A recent article in RISMedia’s Housecall (First-Time Homebuyers: Financial Missteps and Opportunities) looked at the profile of first-time real estate buyers. Single women continue to outpace single men as homebuyers, according to the National Association of homebuyers, while single men only made up 8%. The profile also shows that women continue to earn less than men in a similar position and also have more debt than men.
No matter the gender, all homebuyers need as much information as possible in order to make the best informed decisions when it comes to purchasing their first home. When asked about the important steps one must take, Steve Williams, SVP of Financial Planning for BMO Private Bank, offered the following advice.
Selecting the right mortgage is vital. For example, if the price of the new home is high, the new buyer may opt for an adjustable rate mortgage -or even an interest-only mortgage (bad choice). The ARM rate may fluctuate after the initial term. For example, a five-year ARM at 4% interest may go to 6%, thus increasing the monthly payment.
Lately, interest rates have remained quite low. If the new homebuyer is planning on living in their new home for a considerable period of time, a traditional 30-year mortgage is the best way to go. The current rate is about 4.5%, so it would be advisable to stay away from ARMs and interest-only loans.
According to Mr. Williams, the easiest way to calculate how much one can afford to pay for a new home is to consider the industry-accepted 28 percent rule. This means one should aim to have monthly housing expenses, which includes principal, interest, taxes and insurance, total less than 28 percent of gross monthly income.
There are indeed some tax breaks that are advantageous to first-time homebuyers. One of the main exceptions to withdrawing IRA funds prior to 59 ½ is for first-time home purchasers. One caveat is that taxes would still have to be paid at the current tax rate. The main tax break is that one will not need to pay a penalty. A smart move would be to compare the long-term cost of reducing retirements using those funds for the purchase of a home.

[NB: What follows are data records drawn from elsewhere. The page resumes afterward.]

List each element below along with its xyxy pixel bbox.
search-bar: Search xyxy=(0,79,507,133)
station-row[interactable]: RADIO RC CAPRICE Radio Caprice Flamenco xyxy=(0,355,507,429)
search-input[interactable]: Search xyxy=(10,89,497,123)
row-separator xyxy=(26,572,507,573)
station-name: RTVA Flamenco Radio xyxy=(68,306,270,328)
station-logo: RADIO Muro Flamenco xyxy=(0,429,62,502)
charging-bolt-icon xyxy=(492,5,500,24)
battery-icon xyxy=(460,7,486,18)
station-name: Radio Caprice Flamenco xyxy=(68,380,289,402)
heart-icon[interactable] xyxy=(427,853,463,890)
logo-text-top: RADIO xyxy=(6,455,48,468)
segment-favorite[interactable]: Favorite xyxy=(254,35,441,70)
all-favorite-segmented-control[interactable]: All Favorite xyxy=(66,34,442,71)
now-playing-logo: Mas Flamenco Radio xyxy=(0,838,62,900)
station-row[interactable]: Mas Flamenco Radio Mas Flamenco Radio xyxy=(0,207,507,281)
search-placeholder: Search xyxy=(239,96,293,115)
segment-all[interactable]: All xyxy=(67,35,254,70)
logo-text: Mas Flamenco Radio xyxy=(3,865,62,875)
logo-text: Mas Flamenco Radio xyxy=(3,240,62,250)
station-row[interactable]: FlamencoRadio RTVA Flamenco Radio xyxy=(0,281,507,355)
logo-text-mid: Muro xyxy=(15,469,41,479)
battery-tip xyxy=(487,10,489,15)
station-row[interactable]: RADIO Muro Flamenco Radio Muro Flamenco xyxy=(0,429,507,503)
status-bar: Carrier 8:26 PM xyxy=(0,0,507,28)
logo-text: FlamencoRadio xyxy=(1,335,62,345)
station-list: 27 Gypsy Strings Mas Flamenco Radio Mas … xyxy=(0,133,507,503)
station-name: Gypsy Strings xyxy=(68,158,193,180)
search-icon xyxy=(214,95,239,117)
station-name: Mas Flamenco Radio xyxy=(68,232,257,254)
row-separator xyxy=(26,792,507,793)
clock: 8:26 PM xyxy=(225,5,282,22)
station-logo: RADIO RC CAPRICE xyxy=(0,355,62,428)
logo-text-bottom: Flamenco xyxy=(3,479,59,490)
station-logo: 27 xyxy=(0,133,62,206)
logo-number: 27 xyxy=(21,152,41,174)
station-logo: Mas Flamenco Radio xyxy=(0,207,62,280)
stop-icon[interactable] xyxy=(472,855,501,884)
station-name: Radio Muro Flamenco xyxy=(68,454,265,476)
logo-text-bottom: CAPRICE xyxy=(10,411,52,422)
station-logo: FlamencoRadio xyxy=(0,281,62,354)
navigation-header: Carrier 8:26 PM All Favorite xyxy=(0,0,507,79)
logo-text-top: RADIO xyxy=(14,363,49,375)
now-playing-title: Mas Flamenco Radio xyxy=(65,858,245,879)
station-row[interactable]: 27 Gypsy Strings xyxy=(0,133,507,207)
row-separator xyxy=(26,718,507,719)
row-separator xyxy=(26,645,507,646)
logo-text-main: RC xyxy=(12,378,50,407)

Another point to consider is the impact of the new tax bill on the homebuyer. The two main effects of the new tax law are the elimination of interest deduction for a second mortgage, such as a home equity loan, and mortgage interest deduction is capped at debt for a home purchased for $750,000.
Mr. Williams also believes it is vital that when considering a first-time home purchase by a male or female that this decision should be part of a bigger, all-encompassing financial plan. In other words, complete a financial plan and determine how the purchase of a home fits with their long term goals along with other expenses and income.